雨の後であれば滑ったのではないかと思わせる所が幾つもあった。
Dさん、視覚障がい者をリードした経験はあるが、盲導犬は初めてだという。
汗が噴き出してくる。同年輩のDさんのシャツもしっかり濡れている。
30分近く昇った所で先に到着したツアー客の声が聞こえて来る。ゴール間近!
皆さんの拍手に迎えられてゴールイン!
ここは仮称「森のレストラン」で、ブナの木にかこまれた平坦な一角。うまい具合に30人程度が休憩できるスペースが自然の中でできている。
対をなして伸びているブナの木は、その枝を互いの邪魔にならぬようそれぞれ反対側のみに枝を張るという。木陰になった所は木も生長せず結果こうした空間ができたようだ。
かついできた弁当をひろげる。Dさんが木で作ったという自称「こかりな」の爽やかな音を聴かせてくれる。森林に囲まれた中で広がる音は現地ならではの味わいかも!(音声添付 コカリナ.MP3)
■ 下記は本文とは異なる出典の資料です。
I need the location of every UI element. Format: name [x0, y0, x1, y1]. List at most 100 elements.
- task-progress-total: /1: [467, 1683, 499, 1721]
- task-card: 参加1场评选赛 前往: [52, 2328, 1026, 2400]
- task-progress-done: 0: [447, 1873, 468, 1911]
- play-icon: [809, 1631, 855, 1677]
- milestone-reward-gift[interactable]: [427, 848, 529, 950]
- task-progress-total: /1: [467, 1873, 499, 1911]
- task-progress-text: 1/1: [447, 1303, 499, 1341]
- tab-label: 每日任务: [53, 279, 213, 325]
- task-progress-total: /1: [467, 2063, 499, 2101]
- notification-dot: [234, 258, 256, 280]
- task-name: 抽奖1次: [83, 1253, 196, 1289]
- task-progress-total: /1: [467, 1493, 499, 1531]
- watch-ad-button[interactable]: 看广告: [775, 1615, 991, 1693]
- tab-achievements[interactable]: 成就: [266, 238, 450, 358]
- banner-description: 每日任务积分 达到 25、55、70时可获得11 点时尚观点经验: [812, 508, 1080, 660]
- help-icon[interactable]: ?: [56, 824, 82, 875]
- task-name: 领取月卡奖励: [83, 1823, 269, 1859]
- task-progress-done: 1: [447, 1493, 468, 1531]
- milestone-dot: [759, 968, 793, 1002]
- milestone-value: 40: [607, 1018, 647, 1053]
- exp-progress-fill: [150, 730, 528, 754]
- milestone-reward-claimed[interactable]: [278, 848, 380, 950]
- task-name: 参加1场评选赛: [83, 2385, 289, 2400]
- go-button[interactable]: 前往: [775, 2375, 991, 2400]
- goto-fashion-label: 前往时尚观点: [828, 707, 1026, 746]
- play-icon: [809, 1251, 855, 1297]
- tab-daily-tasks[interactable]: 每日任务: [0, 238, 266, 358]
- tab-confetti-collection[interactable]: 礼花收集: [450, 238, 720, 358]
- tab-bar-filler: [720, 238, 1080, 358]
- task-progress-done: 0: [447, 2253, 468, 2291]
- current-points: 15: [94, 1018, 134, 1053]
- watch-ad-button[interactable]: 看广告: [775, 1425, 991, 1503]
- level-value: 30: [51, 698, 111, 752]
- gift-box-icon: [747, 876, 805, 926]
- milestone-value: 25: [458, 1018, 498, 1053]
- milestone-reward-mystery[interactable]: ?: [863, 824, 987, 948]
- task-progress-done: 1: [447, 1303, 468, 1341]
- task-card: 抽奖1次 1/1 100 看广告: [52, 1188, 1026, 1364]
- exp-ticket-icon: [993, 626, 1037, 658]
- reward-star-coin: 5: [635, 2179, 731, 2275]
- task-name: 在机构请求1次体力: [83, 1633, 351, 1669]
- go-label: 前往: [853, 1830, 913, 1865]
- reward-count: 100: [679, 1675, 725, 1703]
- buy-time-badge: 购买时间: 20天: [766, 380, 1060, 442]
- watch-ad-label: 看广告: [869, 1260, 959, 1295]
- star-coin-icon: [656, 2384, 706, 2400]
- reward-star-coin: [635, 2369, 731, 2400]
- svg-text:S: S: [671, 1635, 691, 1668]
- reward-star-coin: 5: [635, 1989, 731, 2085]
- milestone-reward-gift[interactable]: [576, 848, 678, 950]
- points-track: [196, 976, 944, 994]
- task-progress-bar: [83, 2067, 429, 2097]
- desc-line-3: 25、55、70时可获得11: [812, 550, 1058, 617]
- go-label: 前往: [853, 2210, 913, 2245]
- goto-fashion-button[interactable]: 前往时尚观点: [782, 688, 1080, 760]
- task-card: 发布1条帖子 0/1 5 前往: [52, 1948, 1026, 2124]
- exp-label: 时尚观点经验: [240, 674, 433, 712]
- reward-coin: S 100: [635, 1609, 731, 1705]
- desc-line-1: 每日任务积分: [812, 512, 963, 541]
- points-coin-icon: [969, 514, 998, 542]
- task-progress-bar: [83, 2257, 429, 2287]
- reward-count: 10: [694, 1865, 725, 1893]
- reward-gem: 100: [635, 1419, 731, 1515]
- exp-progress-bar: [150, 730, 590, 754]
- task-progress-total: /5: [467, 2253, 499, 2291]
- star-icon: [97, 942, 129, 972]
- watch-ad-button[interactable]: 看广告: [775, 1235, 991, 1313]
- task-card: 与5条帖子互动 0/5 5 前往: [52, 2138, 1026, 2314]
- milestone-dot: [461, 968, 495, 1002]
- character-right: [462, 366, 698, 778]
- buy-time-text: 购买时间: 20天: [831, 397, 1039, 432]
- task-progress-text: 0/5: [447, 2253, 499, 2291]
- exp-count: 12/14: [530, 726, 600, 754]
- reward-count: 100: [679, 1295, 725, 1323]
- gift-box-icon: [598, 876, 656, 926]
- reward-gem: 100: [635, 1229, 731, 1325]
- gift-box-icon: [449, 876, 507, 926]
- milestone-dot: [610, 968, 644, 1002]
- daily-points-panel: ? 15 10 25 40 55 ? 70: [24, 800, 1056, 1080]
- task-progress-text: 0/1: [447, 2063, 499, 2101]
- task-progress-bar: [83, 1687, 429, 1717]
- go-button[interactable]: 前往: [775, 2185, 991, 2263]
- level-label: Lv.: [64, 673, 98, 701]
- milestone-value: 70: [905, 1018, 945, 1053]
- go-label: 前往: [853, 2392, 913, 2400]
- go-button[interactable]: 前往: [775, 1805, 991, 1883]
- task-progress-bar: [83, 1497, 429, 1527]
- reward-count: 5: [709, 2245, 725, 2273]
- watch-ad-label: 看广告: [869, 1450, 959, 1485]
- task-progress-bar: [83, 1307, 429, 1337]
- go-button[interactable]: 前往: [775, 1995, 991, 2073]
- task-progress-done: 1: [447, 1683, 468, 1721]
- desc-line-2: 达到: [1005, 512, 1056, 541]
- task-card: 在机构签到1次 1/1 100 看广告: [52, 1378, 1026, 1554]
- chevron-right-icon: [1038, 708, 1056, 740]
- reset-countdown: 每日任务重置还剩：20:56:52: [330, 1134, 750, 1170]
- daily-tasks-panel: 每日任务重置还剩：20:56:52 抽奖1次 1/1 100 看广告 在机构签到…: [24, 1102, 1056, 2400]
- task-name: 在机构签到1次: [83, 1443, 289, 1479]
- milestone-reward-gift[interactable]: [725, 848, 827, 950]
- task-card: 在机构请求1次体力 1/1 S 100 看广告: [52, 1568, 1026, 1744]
下りは思っていたより楽に足が運び、後ろからついてくるユニスもパニックになることもなく無事に出発点へ。適切なサポートをしてもらえたからこそ貴重な体験をすることができた。緊張感はあったが、さほど肉体的に疲れたというような感覚はない。
この日の宿泊は、国民宿舎ふうな所。
「夕食は和食」とは聴いていたが、食事場所へ行くと「畳なのでスリッパを抜いてください」という。「えっ!ならば盲導犬は?」と当より早く「盲導犬はそのまま上がってください」という。コートは着せているものの畳とは知らずシートも部屋においてきた。ネックカラーをしっかり持って末席へ座る。
ユニスがダウンすると畳の上に置かれた膳はそれこそ目と鼻の先。しかし、ユニスは全く気にとめることもなく昼の疲れもあるのかゆったりダウンする。
この座敷には舞台があってマイクのテスト中。やがてアンプを介して津軽三味線の大音量が広がる。膳の中の料理の配置を説明してもらおうとするが三味線の音にかきけされてしまう。
バスに長く乗ってたいがい腰が痛くなっているところへ、久々畳の上で取る食事は腰痛持ちには辛い!
三日目。1・2箇所観光巡りをしたが、ほとんどバスの中。ガイドは「沢山歩かれて疲れたでしょう」というが、車内で座り続けている方がなんぼかきつい!
ようやく秋田空港へ到着。ツアー仲間のお一人から「今回の旅行で何処か一番良かったですか?」とさりげなく問われる。「もっと原生林の森の中を歩くもものと思っていましたが、あまりそうした実感は味わえなかったが、それでもエコ遊の森の道なき道を歩いたことは良い体験になりました」と。
秋田空港には盲動犬用のトイレが作ってあると聞いたことがあり、職員に尋ねてみる。しばらくして戻ってきた職員に案内されていった所は2・3畳のスペース。そのスペースの半分くらいが砂地になっている。水などを出す設備はない。これでは排尿などさせた後はいちいち職員に申し出て処理をしてもらわなくてはならない。
どういう経緯、誰がこうした企画を具体化したのだろう?
帰りの飛行機は初めから余席がとってあって来たときと同じ状態で帰途につく。
今回、ツアー客の盲導犬に対する見方は傍観的な人が多く、質問を受けることが少なかった。熱いときにコートを着せていること。人でも難儀する山道を犬に歩かせること。言葉の端々にそうしたことを感じさせる人がいた。
ユニスとのチャレンジ旅行は今回で多分終了。後は温泉地を回るゆったり旅行で終止符をうつことだろう。